There are various similarities and differences between the 1968 film and this one, starting with the fact that the first is set in Africa and the second in South America. Although the jungle-girl in both films is the selling point, both Luanas are fairly passive, and all the action is provided by the subsidiary male characters. However, in the sixties film, the male support-cast are a bunch of good and bad tough guys, and in the eighties one, it's Ringo and Butch, a couple of supposedly American college students. These schmoes get mixed up in fighting off a comical bunch of thieves, including one-eyed boss Dupree. a stutterer and a big guy with a high squeaky voice. On a minor note, though there are no man-eating plants in the 1982 flick, at one point the guys get caught in a net and one goof thinks they're being eaten by a Venus flytrap.
I'll pass over the details of how the two goofs find themselves lost in the jungle. It's of some modest sociological interest that, not long after the two wastrels start fantasizing about getting action in the naked jungle, they get taken in by a tribe of dark-skinned Indians, who immediately try to marry one of the guys to a lustful but homely woman. When the goofs refuse this honor, they're almost burned at two stakes. Dupree and his men accidentally rescue Butch and Ringo, intending only to use them as manual labor before killing them.

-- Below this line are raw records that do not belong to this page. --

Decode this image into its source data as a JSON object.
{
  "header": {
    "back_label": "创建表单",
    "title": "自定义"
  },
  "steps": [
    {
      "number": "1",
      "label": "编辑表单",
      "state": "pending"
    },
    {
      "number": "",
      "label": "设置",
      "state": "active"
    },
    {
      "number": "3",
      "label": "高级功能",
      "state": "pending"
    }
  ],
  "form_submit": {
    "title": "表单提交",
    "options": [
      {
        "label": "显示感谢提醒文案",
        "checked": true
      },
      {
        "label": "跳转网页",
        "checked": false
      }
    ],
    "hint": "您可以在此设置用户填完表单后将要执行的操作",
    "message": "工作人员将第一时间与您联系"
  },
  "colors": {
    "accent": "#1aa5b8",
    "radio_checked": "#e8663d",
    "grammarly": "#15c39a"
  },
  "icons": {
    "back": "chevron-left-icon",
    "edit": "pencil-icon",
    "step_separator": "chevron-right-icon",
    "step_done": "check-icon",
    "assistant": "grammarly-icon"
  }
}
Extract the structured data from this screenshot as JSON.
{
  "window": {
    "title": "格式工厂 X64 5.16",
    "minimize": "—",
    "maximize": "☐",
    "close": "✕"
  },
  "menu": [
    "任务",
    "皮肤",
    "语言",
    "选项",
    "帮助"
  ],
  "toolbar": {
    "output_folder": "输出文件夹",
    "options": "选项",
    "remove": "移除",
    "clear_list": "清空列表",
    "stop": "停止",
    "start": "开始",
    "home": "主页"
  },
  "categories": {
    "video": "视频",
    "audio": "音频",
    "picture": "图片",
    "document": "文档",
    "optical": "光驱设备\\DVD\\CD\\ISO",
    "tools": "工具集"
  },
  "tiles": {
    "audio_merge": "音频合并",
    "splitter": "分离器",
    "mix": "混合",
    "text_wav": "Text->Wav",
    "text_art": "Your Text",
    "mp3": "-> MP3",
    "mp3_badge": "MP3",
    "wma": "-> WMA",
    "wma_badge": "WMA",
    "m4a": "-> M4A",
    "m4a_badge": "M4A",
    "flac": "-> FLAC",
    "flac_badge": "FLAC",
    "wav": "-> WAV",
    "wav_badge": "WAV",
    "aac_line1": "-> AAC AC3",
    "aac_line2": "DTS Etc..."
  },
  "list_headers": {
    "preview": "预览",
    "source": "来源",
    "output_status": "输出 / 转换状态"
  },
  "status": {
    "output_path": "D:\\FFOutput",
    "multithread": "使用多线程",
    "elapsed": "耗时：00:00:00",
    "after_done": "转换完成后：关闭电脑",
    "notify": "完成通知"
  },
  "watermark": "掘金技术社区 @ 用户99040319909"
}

Butch and Ringo escape the raiders and stumble across the treetop house of partly-naked Luana, who apparently speaks the local lingo but lives apart from the neighboring tribes, accompanied only by a comedy-relief chimp. She does have an elephant she can call up with the usual jungle-yodel, but there's no indication that she has any special power over animals. Both girls try to seduce Luana, who ends up favoring Butch. However, she also gets a trifle violent, wrestle-tossing one guy to the ground, when they investigate the downed helicopter that Luana associates with her mostly forgotten trauma.
The wrestling-toss got my hopes up for another Sheena-type jungle-girl, but Luana isn't a real fighter, being easily overmastered by the thugs in Dupree's employ. She's apparently never seen a gun before, because when she faces down Squeaky Voice he simply shoots her in the leg. She never even summons her elephant to rout the bad guys; they're defeated rather when the college clods train the local natives to become a jungle militia.
Director Umberto "Cannibal Ferox" Lenzi keeps up a steady stream of silly incidents, none of which are funny, but at least the film isn't entirely dull, particularly when the svelte form of Sabrina Siani is on stage.